AccueilActualitésMEDIAS AU NIGER: Les journalistes Oumarou Kane Abou et Issoufou Seriba liberés

MEDIAS AU NIGER: Les journalistes Oumarou Kane Abou et Issoufou Seriba liberés

Les journalistes Oumarou Kane Abou, et Issoufou Seriba sont libres depuis ce soir suite à une décision de justice. Deux autres confrères continuent cependant de garder prison.

La nouvelle est tombée ce soir : les journalistes Oumarou Kane Abou, fondateur du journal Le Hérisson, et Issoufou Seriba, directeur de publication de Les Échos du Niger ( sur l’image en compagnie de Moussa Kaka, correspondant de RFI et Directeur de la radio et télévision Sarraounia) ont été libérés après presque neuf mois de prison. Ils avaient été arrêtés le 3 novembre 2025 avec leur confrère Ibro Chaibou de la Radio et Télévision Sarraounia. Ibro Chaibou et un autre journaliste de la radio Sahara FM continuent de garder prison.

Depuis l’arrivée du CNSP au pouvoir, plusieurs journalistes ont été emprisonnés pour des motifs divers. Certains ont été relâchés après plusieurs mois de détention notamment une journaliste de Sahara FM, Zada Hassane Bagué, directeur de publication de Toubal Infos, et Moumouni Adamou, un journaliste de la région de Dosso.
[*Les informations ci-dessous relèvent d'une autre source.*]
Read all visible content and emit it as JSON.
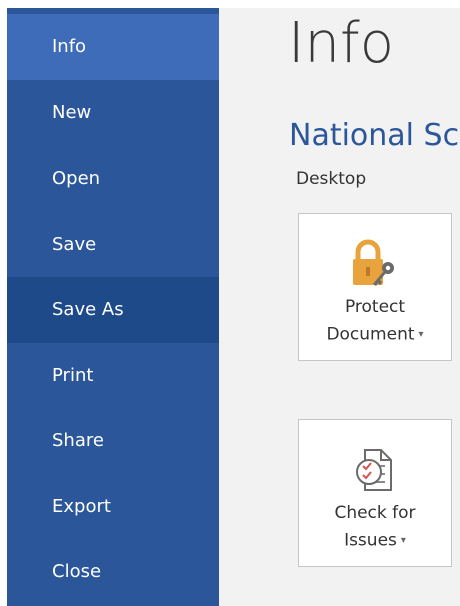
{
  "backstage": {
    "nav": {
      "items": [
        {
          "label": "Info",
          "state": "active"
        },
        {
          "label": "New",
          "state": "normal"
        },
        {
          "label": "Open",
          "state": "normal"
        },
        {
          "label": "Save",
          "state": "normal"
        },
        {
          "label": "Save As",
          "state": "hover"
        },
        {
          "label": "Print",
          "state": "normal"
        },
        {
          "label": "Share",
          "state": "normal"
        },
        {
          "label": "Export",
          "state": "normal"
        },
        {
          "label": "Close",
          "state": "normal"
        }
      ]
    },
    "main": {
      "page_title": "Info",
      "document_title": "National Sc",
      "location": "Desktop",
      "tiles": {
        "protect": {
          "line1": "Protect",
          "line2": "Document",
          "icon": "padlock-key-icon"
        },
        "check": {
          "line1": "Check for",
          "line2": "Issues",
          "icon": "checklist-inspect-icon"
        }
      }
    }
  },
  "colors": {
    "nav_background": "#2b579a",
    "nav_active": "#3e6cb8",
    "nav_hover": "#1f4a8a",
    "content_background": "#f2f2f2",
    "accent_title": "#2b579a",
    "padlock": "#e8a33d"
  },
  "icons": {
    "dropdown": "▾"
  }
}
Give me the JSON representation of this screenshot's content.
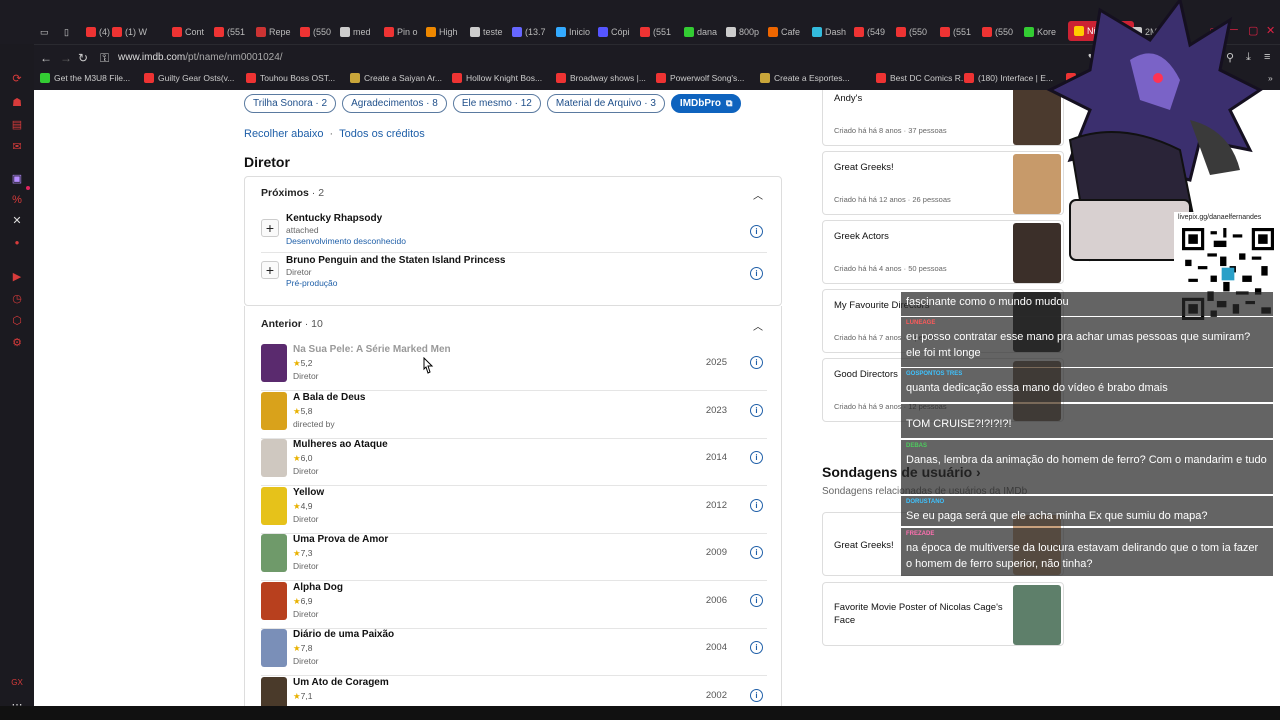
{
  "tabs": [
    {
      "label": "(4) D"
    },
    {
      "label": "(1) W"
    },
    {
      "label": "Cont"
    },
    {
      "label": "(551"
    },
    {
      "label": "Repe"
    },
    {
      "label": "(550"
    },
    {
      "label": "med"
    },
    {
      "label": "Pin o"
    },
    {
      "label": "High"
    },
    {
      "label": "teste"
    },
    {
      "label": "(13.7"
    },
    {
      "label": "Inicio"
    },
    {
      "label": "Cópi"
    },
    {
      "label": "(551"
    },
    {
      "label": "dana"
    },
    {
      "label": "800p"
    },
    {
      "label": "Cafe"
    },
    {
      "label": "Dash"
    },
    {
      "label": "(549"
    },
    {
      "label": "(550"
    },
    {
      "label": "(551"
    },
    {
      "label": "(550"
    },
    {
      "label": "Kore"
    },
    {
      "label": "Nick Cass"
    },
    {
      "label": "2M"
    }
  ],
  "address": {
    "prefix": "www.imdb.com",
    "path": "/pt/name/nm0001024/"
  },
  "bookmarks": [
    "Get the M3U8 File...",
    "Guilty Gear Osts(v...",
    "Touhou Boss OST...",
    "Create a Saiyan Ar...",
    "Hollow Knight Bos...",
    "Broadway shows |...",
    "Powerwolf Song's...",
    "Create a Esportes...",
    "Best DC Comics R...",
    "(180) Interface | E...",
    "(647)"
  ],
  "chips": [
    "Trilha Sonora · 2",
    "Agradecimentos · 8",
    "Ele mesmo · 12",
    "Material de Arquivo · 3",
    "IMDbPro"
  ],
  "links": {
    "collapse": "Recolher abaixo",
    "sep": "·",
    "all": "Todos os créditos"
  },
  "section_title": "Diretor",
  "upcoming": {
    "label": "Próximos",
    "count": "· 2",
    "items": [
      {
        "title": "Kentucky Rhapsody",
        "sub": "attached",
        "status": "Desenvolvimento desconhecido"
      },
      {
        "title": "Bruno Penguin and the Staten Island Princess",
        "sub": "Diretor",
        "status": "Pré-produção"
      }
    ]
  },
  "previous": {
    "label": "Anterior",
    "count": "· 10",
    "items": [
      {
        "title": "Na Sua Pele: A Série Marked Men",
        "rating": "5,2",
        "role": "Diretor",
        "year": "2025",
        "color": "#5a2a6e"
      },
      {
        "title": "A Bala de Deus",
        "rating": "5,8",
        "role": "directed by",
        "year": "2023",
        "color": "#d9a21b"
      },
      {
        "title": "Mulheres ao Ataque",
        "rating": "6,0",
        "role": "Diretor",
        "year": "2014",
        "color": "#cfc8c0"
      },
      {
        "title": "Yellow",
        "rating": "4,9",
        "role": "Diretor",
        "year": "2012",
        "color": "#e6c21a"
      },
      {
        "title": "Uma Prova de Amor",
        "rating": "7,3",
        "role": "Diretor",
        "year": "2009",
        "color": "#6f9a6a"
      },
      {
        "title": "Alpha Dog",
        "rating": "6,9",
        "role": "Diretor",
        "year": "2006",
        "color": "#b8401e"
      },
      {
        "title": "Diário de uma Paixão",
        "rating": "7,8",
        "role": "Diretor",
        "year": "2004",
        "color": "#7a8fb8"
      },
      {
        "title": "Um Ato de Coragem",
        "rating": "7,1",
        "role": "Diretor",
        "year": "2002",
        "color": "#4a3a2a"
      }
    ]
  },
  "lists": [
    {
      "title": "Andy's",
      "meta": "Criado há há 8 anos · 37 pessoas",
      "color": "#4b3a2e"
    },
    {
      "title": "Great Greeks!",
      "meta": "Criado há há 12 anos · 26 pessoas",
      "color": "#c79a6a"
    },
    {
      "title": "Greek Actors",
      "meta": "Criado há há 4 anos · 50 pessoas",
      "color": "#3b2f29"
    },
    {
      "title": "My Favourite Directors",
      "meta": "Criado há há 7 anos · 9 pessoas",
      "color": "#2a2a2a"
    },
    {
      "title": "Good Directors",
      "meta": "Criado há há 9 anos · 12 pessoas",
      "color": "#7a6a5a"
    }
  ],
  "polls": {
    "title": "Sondagens de usuário",
    "subtitle": "Sondagens relacionadas de usuários da IMDb",
    "items": [
      {
        "title": "Great Greeks!",
        "color": "#c9a27e"
      },
      {
        "title": "Favorite Movie Poster of Nicolas Cage's Face",
        "color": "#5e7f6a"
      }
    ]
  },
  "overlay": {
    "qr_label": "livepix.gg/danaelfernandes",
    "chat": [
      {
        "user": "",
        "user_color": "#ffb020",
        "text": "fascinante como o mundo mudou"
      },
      {
        "user": "LUNEAGE",
        "user_color": "#ff5a5a",
        "text": "eu posso contratar esse mano pra achar umas pessoas que sumiram? ele foi mt longe"
      },
      {
        "user": "GOSPONTOS TRES",
        "user_color": "#3ec3ff",
        "text": "quanta dedicação essa mano do vídeo é brabo dmais"
      },
      {
        "user": "",
        "user_color": "#ffb020",
        "text": "TOM CRUISE?!?!?!?!"
      },
      {
        "user": "DEBAS",
        "user_color": "#4ecb5e",
        "text": "Danas, lembra da animação do homem de ferro? Com o mandarim e tudo"
      },
      {
        "user": "DORUSTANO",
        "user_color": "#3ec3ff",
        "text": "Se eu paga será que ele acha minha Ex que sumiu do mapa?"
      },
      {
        "user": "FREZADE",
        "user_color": "#ff6fb0",
        "text": "na época de multiverse da loucura estavam delirando que o tom ia fazer o homem de ferro superior, não tinha?"
      }
    ]
  },
  "colors": {
    "accent": "#0e63be",
    "link": "#1f5fa8",
    "star": "#e8b100",
    "opera": "#d83b3b"
  }
}
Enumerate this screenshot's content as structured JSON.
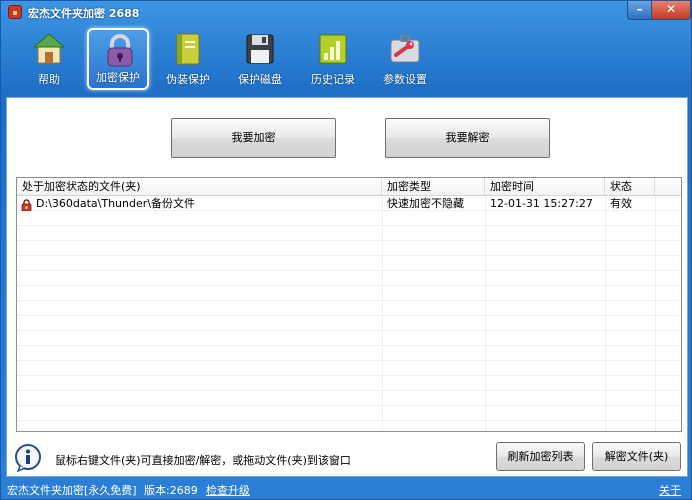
{
  "window": {
    "title": "宏杰文件夹加密  2688",
    "minimize_glyph": "–",
    "close_glyph": "✕"
  },
  "toolbar": {
    "items": [
      {
        "label": "帮助",
        "icon": "home-icon"
      },
      {
        "label": "加密保护",
        "icon": "lock-icon",
        "active": true
      },
      {
        "label": "伪装保护",
        "icon": "notebook-icon"
      },
      {
        "label": "保护磁盘",
        "icon": "floppy-disk-icon"
      },
      {
        "label": "历史记录",
        "icon": "history-chart-icon"
      },
      {
        "label": "参数设置",
        "icon": "wrench-icon"
      }
    ]
  },
  "actions": {
    "encrypt_label": "我要加密",
    "decrypt_label": "我要解密"
  },
  "file_list": {
    "columns": [
      "处于加密状态的文件(夹)",
      "加密类型",
      "加密时间",
      "状态"
    ],
    "rows": [
      {
        "path": "D:\\360data\\Thunder\\备份文件",
        "type": "快速加密不隐藏",
        "time": "12-01-31 15:27:27",
        "status": "有效"
      }
    ]
  },
  "hint": {
    "text": "鼠标右键文件(夹)可直接加密/解密，或拖动文件(夹)到该窗口"
  },
  "bottom_buttons": {
    "refresh_label": "刷新加密列表",
    "decrypt_file_label": "解密文件(夹)"
  },
  "statusbar": {
    "product": "宏杰文件夹加密[永久免费]",
    "version": "版本:2689",
    "check_update": "检查升级",
    "about": "关于"
  },
  "colors": {
    "window_blue": "#2b7fd6",
    "panel_bg": "#ffffff",
    "close_red": "#c03a24"
  }
}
L’ONU qui avait recensé 13 arrestations de journalistes en 2025 au Niger, avait appelé à leur libération. En 2026, le classement annuel de Reporters Sans Frontières avait mis en exergue le recul de 37 places du Niger. Le pays occupe ainsi la 120ème place sur 180 pays. Reporters Sans Frontières et Amnesty international, se sont à maintes reprises inquiétées du « recul » de la liberté de la presse au Niger.

En mai dernier, le gouvernement nigérien avait annoncé la suspension de plusieurs médias étrangers qu’il accusé de diffuser des contenus « susceptibles de mettre gravement en danger l’ordre public, l’unité nationale, la cohésion sociale et la stabilité des institutions » du Niger. Les media concernés sont  France 24, Radio France Internationale, France Afrique Média, LSI Africa, Agence France-Presse, TV5 Monde, TF1 Info, Jeune Afrique et Mediapart. Une suspension immédiate  qui a concerné les bouquets satellites, les réseaux câblés, les plateformes numériques, les sites web et les applications mobiles ».

RFI, France 24, et BBC avaient déjà été suspendus quelque mois après la prise du pouvoir par les militaires.